Karena semakin banyak toko yang mengadopsi teknologi ini, tidak diragukan lagi bahwa teknologi ini akan semakin murah dan mudah diterapkan, bahkan ketika akurasi dan metrik kinerja meningkat. Namun, apakah itu cukup bagi pengecer yang melihat Amazon sebagai pesaing terbesar mereka? Apakah mereka bersedia menjadikan Amazon sebagai bagian penting dan terlihat dari pengalaman pelanggan mereka?
Layanan cloud AWS memang digunakan oleh banyak pengecer di seluruh dunia. Amazon menampilkan lusinan studi kasus di situs web mereka, dan tentunya masih banyak lagi merek yang tidak mempublikasikan penggunaan AWS. Perusahaan-perusahaan ini mempercayai Amazon untuk menjaga keamanan data mereka dan tidak menggunakannya untuk keuntungan bisnis ritel Amazon sendiri.
Agar JWO dan teknologi ritel lainnya diterima, Amazon harus lebih meyakinkan pelanggan bahwa data mereka aman dan bersifat pribadi. Selain itu, mereka mungkin harus memberikan label putih pada produk mereka, yaitu, menghindari pelabelan apa pun yang menyebutkan Amazon.
Saya tidak berharap Walmart mengadopsi teknologi Amazon. Namun, pengecer yang tidak memiliki kecakapan teknis dan sumber daya seperti jaringan toko terbesar mungkin memutuskan bahwa dalam hal meningkatkan pengalaman berbelanja, Amazon bukanlah musuh.
Secara pribadi, saya ingin melihat lebih banyak toko mengadopsi Amazon One untuk pembayaran dan loyalitas.
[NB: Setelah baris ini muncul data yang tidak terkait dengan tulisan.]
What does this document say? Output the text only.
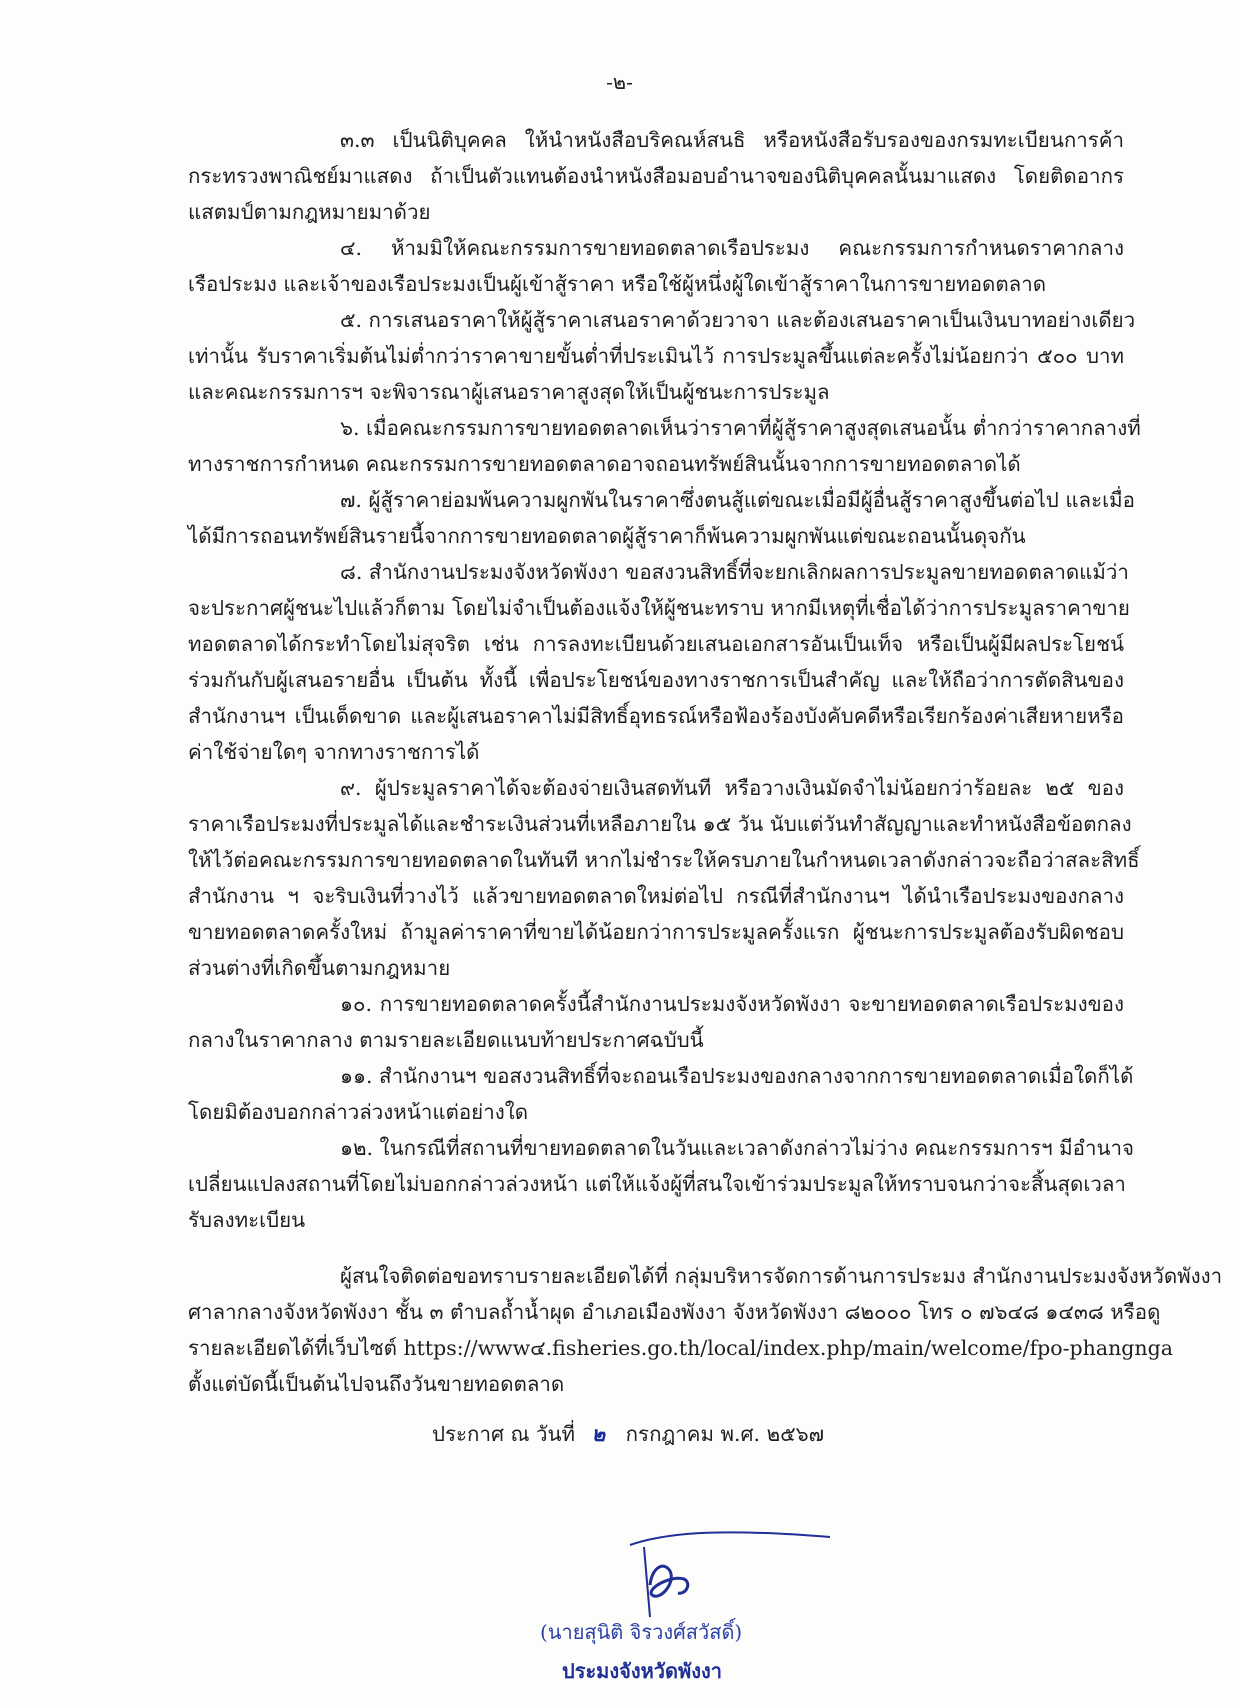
-๒-
๓.๓ เป็นนิติบุคคล ให้นำหนังสือบริคณห์สนธิ หรือหนังสือรับรองของกรมทะเบียนการค้า
กระทรวงพาณิชย์มาแสดง ถ้าเป็นตัวแทนต้องนำหนังสือมอบอำนาจของนิติบุคคลนั้นมาแสดง โดยติดอากร
แสตมป์ตามกฎหมายมาด้วย
๔. ห้ามมิให้คณะกรรมการขายทอดตลาดเรือประมง คณะกรรมการกำหนดราคากลาง
เรือประมง และเจ้าของเรือประมงเป็นผู้เข้าสู้ราคา หรือใช้ผู้หนึ่งผู้ใดเข้าสู้ราคาในการขายทอดตลาด
๕. การเสนอราคาให้ผู้สู้ราคาเสนอราคาด้วยวาจา และต้องเสนอราคาเป็นเงินบาทอย่างเดียว
เท่านั้น รับราคาเริ่มต้นไม่ต่ำกว่าราคาขายขั้นต่ำที่ประเมินไว้ การประมูลขึ้นแต่ละครั้งไม่น้อยกว่า ๕๐๐ บาท
และคณะกรรมการฯ จะพิจารณาผู้เสนอราคาสูงสุดให้เป็นผู้ชนะการประมูล
๖. เมื่อคณะกรรมการขายทอดตลาดเห็นว่าราคาที่ผู้สู้ราคาสูงสุดเสนอนั้น ต่ำกว่าราคากลางที่
ทางราชการกำหนด คณะกรรมการขายทอดตลาดอาจถอนทรัพย์สินนั้นจากการขายทอดตลาดได้
๗. ผู้สู้ราคาย่อมพ้นความผูกพันในราคาซึ่งตนสู้แต่ขณะเมื่อมีผู้อื่นสู้ราคาสูงขึ้นต่อไป และเมื่อ
ได้มีการถอนทรัพย์สินรายนี้จากการขายทอดตลาดผู้สู้ราคาก็พ้นความผูกพันแต่ขณะถอนนั้นดุจกัน
๘. สำนักงานประมงจังหวัดพังงา ขอสงวนสิทธิ์ที่จะยกเลิกผลการประมูลขายทอดตลาดแม้ว่า
จะประกาศผู้ชนะไปแล้วก็ตาม โดยไม่จำเป็นต้องแจ้งให้ผู้ชนะทราบ หากมีเหตุที่เชื่อได้ว่าการประมูลราคาขาย
ทอดตลาดได้กระทำโดยไม่สุจริต เช่น การลงทะเบียนด้วยเสนอเอกสารอันเป็นเท็จ หรือเป็นผู้มีผลประโยชน์
ร่วมกันกับผู้เสนอรายอื่น เป็นต้น ทั้งนี้ เพื่อประโยชน์ของทางราชการเป็นสำคัญ และให้ถือว่าการตัดสินของ
สำนักงานฯ เป็นเด็ดขาด และผู้เสนอราคาไม่มีสิทธิ์อุทธรณ์หรือฟ้องร้องบังคับคดีหรือเรียกร้องค่าเสียหายหรือ
ค่าใช้จ่ายใดๆ จากทางราชการได้
๙. ผู้ประมูลราคาได้จะต้องจ่ายเงินสดทันที หรือวางเงินมัดจำไม่น้อยกว่าร้อยละ ๒๕ ของ
ราคาเรือประมงที่ประมูลได้และชำระเงินส่วนที่เหลือภายใน ๑๕ วัน นับแต่วันทำสัญญาและทำหนังสือข้อตกลง
ให้ไว้ต่อคณะกรรมการขายทอดตลาดในทันที หากไม่ชำระให้ครบภายในกำหนดเวลาดังกล่าวจะถือว่าสละสิทธิ์
สำนักงาน ฯ จะริบเงินที่วางไว้ แล้วขายทอดตลาดใหม่ต่อไป กรณีที่สำนักงานฯ ได้นำเรือประมงของกลาง
ขายทอดตลาดครั้งใหม่ ถ้ามูลค่าราคาที่ขายได้น้อยกว่าการประมูลครั้งแรก ผู้ชนะการประมูลต้องรับผิดชอบ
ส่วนต่างที่เกิดขึ้นตามกฎหมาย
๑๐. การขายทอดตลาดครั้งนี้สำนักงานประมงจังหวัดพังงา จะขายทอดตลาดเรือประมงของ
กลางในราคากลาง ตามรายละเอียดแนบท้ายประกาศฉบับนี้
๑๑. สำนักงานฯ ขอสงวนสิทธิ์ที่จะถอนเรือประมงของกลางจากการขายทอดตลาดเมื่อใดก็ได้
โดยมิต้องบอกกล่าวล่วงหน้าแต่อย่างใด
๑๒. ในกรณีที่สถานที่ขายทอดตลาดในวันและเวลาดังกล่าวไม่ว่าง คณะกรรมการฯ มีอำนาจ
เปลี่ยนแปลงสถานที่โดยไม่บอกกล่าวล่วงหน้า แต่ให้แจ้งผู้ที่สนใจเข้าร่วมประมูลให้ทราบจนกว่าจะสิ้นสุดเวลา
รับลงทะเบียน
ผู้สนใจติดต่อขอทราบรายละเอียดได้ที่ กลุ่มบริหารจัดการด้านการประมง สำนักงานประมงจังหวัดพังงา
ศาลากลางจังหวัดพังงา ชั้น ๓ ตำบลถ้ำน้ำผุด อำเภอเมืองพังงา จังหวัดพังงา ๘๒๐๐๐ โทร ๐ ๗๖๔๘ ๑๔๓๘ หรือดู
รายละเอียดได้ที่เว็บไซต์ https://www๔.fisheries.go.th/local/index.php/main/welcome/fpo-phangnga
ตั้งแต่บัดนี้เป็นต้นไปจนถึงวันขายทอดตลาด
ประกาศ ณ วันที่ ๒ กรกฎาคม พ.ศ. ๒๕๖๗
(นายสุนิติ จิรวงศ์สวัสดิ์)
ประมงจังหวัดพังงา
Saya sering menggunakannya di Whole Foods terdekat, dan sekarang mengeluarkan kartu kredit dari dompet saya atau bahkan membuka aplikasi pembayaran di ponsel pintar saya saat membayar di toko lain tampaknya merepotkan.
Saya gembira melihat bagaimana ritel berevolusi dengan teknologi ini dan teknologi lainnya. Saya jengkel dengan antrean kasir, dan bahkan lebih jengkel dengan proses pembayaran mandiri yang mengalihkan pekerjaan kasir yang efisien ke konsumen yang jauh kurang cakap (seperti saya).
Berbelanja yang benar-benar lancar mungkin merupakan tujuan yang tidak mungkin tercapai, tetapi kita menuju ke arah yang benar.